Book Description
Pearl Harbor was not an accident, a mere
failure of American intelligence, or a brilliant Japanese
military coup. It was the result of a carefully orchestrated
design, initiated at the highest levels of our government.
According to a key memorandum eight steps were taken to make
sure we would enter the war by this means. Pearl Harbor was
the only way, leading officials felt, to galvanize the
reluctant American public into action.
This great question of Pearl Harbor--what did we know and
when did we know it?--has been argued for years. At first, a
panel created by FDR concluded that we had no advance warning
and should blame only the local commanders for lack of
preparedness. More recently, historians such as John Toland
and Edward Beach have concluded that some intelligence was
intercepted. Finally, just months ago, the Senate voted to
exonerate Hawaii commanders Admiral Kimmel and Lieutenant
General Short, after the Pentagon officially declared that
blame should be "broadly shared." But no
investigator has ever been able to prove that fore-knowledge
of the attack existed at the highest levels.
Until now. After decades of Freedom of Information Act
requests, Robert B. Stinnett has gathered the long-hidden
evidence that shatters every shibboleth of Pearl Harbor. It
shows that not only was the attack expected, it was deliberately
provoked through an eight-step program devised by the Navy.
Whereas previous investigators have claimed that our
government did not crack Japan's military codes before
December 7, 1941, Stinnett offers cable after cable of
decryptions. He proves that a Japanese spy on the island
transmitted information--including a map of bombing
targets--beginning on August 21, and that government
intelligence knew all about it. He reveals that Admiral
Kimmel was prevented from conducting a routine training
exercise at the eleventh hour that would have uncovered the
location of the oncoming Japanese fleet. And contrary to
previous claims, he shows that the Japanese fleet did not
maintain radio silence as it approached Hawaii. Its many
coded cables were intercepted and decoded by American
cryptographers in Stations on Hawaii and in Seattle.
The evidence is overwhelming. At the highest levels--on
FDR's desk--America had ample warning of the pending attack.
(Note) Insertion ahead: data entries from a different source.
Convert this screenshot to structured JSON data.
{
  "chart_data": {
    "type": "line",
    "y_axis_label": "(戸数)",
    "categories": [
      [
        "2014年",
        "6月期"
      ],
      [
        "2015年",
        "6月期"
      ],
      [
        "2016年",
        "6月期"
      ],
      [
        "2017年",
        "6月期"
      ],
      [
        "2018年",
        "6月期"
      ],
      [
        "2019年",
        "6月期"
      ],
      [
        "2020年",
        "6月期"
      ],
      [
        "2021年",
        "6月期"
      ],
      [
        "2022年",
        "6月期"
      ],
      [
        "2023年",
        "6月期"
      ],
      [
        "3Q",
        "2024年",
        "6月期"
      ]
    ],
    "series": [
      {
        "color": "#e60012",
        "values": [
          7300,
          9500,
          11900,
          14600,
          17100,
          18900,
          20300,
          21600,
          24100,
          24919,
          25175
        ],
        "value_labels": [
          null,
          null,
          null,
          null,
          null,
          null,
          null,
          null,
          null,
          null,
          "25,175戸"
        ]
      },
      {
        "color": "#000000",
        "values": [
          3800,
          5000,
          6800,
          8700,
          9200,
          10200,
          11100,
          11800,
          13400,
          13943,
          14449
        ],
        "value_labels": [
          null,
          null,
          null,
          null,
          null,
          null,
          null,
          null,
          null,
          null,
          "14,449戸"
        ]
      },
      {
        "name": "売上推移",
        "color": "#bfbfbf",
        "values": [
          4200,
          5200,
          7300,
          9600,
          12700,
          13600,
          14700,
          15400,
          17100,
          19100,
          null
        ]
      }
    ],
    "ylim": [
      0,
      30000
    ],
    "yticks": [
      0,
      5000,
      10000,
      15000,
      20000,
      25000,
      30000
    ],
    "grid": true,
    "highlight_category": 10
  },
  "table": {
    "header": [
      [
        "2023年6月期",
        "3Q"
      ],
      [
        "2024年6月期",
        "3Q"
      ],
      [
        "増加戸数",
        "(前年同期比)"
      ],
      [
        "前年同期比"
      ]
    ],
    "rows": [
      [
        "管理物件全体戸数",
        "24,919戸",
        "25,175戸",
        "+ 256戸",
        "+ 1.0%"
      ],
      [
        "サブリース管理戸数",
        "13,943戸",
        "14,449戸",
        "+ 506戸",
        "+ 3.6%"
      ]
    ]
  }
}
At those same levels, it was understood that the isolationist
American public would not support a declaration of war unless
we were attacked first. The result was a plan to anger Japan,
to keep the loyal officers responsible for Pearl Harbor in
the dark, and thus to drag America into the greatest war of
her existence.
Yet even having found what he calls the "terrible
truth," Stinnett is still inclined to forgive. "I
sympathize with the agonizing dilemma faced by President
Roosevelt," he writes. "He was forced to find
circuitous means to persuade an isolationist America to join
in a fight for freedom....It is easier to take a critical
view of this policy a half century removed than to understand
fully what went on in Roosevelt's mind in the year prior to
Pearl Harbor."
Day of Deceit is the definitive final chapter on
America's greatest secret and our worst military disaster.